Jennsen laid her head back down on the pack. She wondered why she had felt nothing from the power of Mord-Sith's weapon. He had to be wondering that same thing, but if he was, he didn't ask. She would have had no answer for him, anyway. Nyda had been astonished, too, and said that her Agiel worked on everyone. Nyda was wrong. For some reason, Jennsen found that strangely worrisome.
CHAPTER 31
Stiff and sore from the cold night on the ground, Jennsen woke just as the sky was beginning to take on a faint pink glow. The western sky still displayed a sweep of stars. She hadn't slept much, and wished she could sleep more, but they could not afford to linger. It could be fatal to be caught out in the open like they were, where they could be spotted from miles away.
Stretching her arms over her head, the first thing Jennsen laid her eyes upon was the black shape of the plateau against the faint blush of the eastern sky. As she watched, the People's Palace atop it took on a glow around the edges as the first golden rays of the morning sun, still beyond the horizon, touched it from behind. Standing there, looking at the palace, Jennsen felt a peculiar longing. This was her homeland. She wanted so much to have some sense of her place in the world. But her homeland harbored only terror and death for her.
Fearing how near they yet were to the palace and Wizard Rahl, they quickly gathered their belongings and saddled the horses. Climbing up onto a frigid saddle was a miserable experience. Jennsen spread a blanket across her lap so that Rusty's heat would help warm her. She patted and rubbed her horse's neck, both out of affection and to warm her fingers. Rusty's body heat would keep her second meat pie, wrapped in her bedroll tied to the back of the saddle, from freezing.

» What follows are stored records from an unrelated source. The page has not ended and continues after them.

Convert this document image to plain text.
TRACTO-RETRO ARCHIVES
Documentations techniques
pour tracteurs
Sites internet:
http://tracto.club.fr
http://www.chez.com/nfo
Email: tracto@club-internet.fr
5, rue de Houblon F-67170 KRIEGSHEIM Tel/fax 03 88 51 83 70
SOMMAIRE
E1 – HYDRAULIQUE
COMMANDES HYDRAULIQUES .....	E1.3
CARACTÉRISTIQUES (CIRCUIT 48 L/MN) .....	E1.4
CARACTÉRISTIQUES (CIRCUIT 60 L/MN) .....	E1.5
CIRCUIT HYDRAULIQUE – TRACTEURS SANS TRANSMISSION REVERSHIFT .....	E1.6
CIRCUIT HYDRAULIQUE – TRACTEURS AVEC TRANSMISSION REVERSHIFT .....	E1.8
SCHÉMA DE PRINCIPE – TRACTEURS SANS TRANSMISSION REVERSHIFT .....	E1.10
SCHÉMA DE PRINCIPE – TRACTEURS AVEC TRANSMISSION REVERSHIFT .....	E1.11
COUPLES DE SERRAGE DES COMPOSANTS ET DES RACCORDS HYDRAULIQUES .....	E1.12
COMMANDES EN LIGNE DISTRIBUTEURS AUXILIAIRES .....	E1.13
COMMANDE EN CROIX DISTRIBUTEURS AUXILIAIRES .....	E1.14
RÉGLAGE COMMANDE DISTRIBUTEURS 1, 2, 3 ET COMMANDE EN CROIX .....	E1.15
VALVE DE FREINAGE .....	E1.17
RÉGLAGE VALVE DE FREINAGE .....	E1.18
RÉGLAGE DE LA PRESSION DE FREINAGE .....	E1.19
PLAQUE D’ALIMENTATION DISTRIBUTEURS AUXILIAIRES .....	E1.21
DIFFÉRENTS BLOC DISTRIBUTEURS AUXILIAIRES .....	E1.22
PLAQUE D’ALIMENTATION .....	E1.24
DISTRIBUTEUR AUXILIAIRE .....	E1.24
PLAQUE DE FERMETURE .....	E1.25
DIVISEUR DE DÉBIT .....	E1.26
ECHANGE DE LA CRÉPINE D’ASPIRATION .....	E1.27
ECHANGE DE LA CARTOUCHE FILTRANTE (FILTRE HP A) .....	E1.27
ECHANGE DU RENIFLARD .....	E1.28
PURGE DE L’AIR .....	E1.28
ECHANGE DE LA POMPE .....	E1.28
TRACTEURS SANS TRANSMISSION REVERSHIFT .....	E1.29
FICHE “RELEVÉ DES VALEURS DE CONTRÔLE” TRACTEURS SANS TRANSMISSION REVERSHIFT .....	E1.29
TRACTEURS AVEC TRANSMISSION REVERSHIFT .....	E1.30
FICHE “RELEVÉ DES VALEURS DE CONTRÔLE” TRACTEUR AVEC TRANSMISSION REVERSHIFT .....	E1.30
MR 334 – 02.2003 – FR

They rode hard, walking at times to give the horses a rest, but their effort rewarded them, when, later in the day, the country began to bear evidence that they were reaching the edges of the Azrith Plains. Their goal was to escape into the wall of mountains rimming the western horizon. Their clear view back across the plains revealed no pursuers, so far, anyway.
By late in the afternoon they rode into an area of low hills, ravines, scraggly vegetation, and stunted trees. It was as if the unbroken hardpan of the Azrith Plains could no longer keep itself flat and out of boredom had to finally roll and heave into a featured terrain.
The hungry horses tore at the shrubs and thick clumps of dry grasses on the way past. Even though the horses had bits in their mouth, Jennsen didn't have the heart to deny them a bite to eat. She was hungry, too. The meat pies had provided them a good breakfast but were long ago finished off.
Before dark, they reached foothills leading up into more rugged country, where they made camp in the lee of a rock outcropping. At the base of a cut of rock Jennsen found a place that would provide them shelter from the wind and, for the horses, at last enough grasses to graze on. As soon as the horses were unsaddled, they eagerly began browsing on the clumps of tough stalks.
Jennsen pulled out some of their gear and supplies while Sebastian hunted around, coming up with remnants of some of the stunted little trees, long dead and dried to a silver gray. He used his battle-axe to cut down the dry wood and built a small fire up close to the cut of rock, where it wouldn't easily be seen. While she waited for the fire to get hot, he gently laid a blanket around her shoulders. Sitting before the fire, with Sebastian close at her side, Jennsen worked salt pork onto sticks and rested them across rocks so the pork could cook over the fire.
"Was it hard to get to Althea's place?" he asked at last.
She realized that, being preoccupied with everything that had happened, she hadn't told him much at all about what had taken place while he was being held prisoner.
"I had to go through a swamp, but I made it."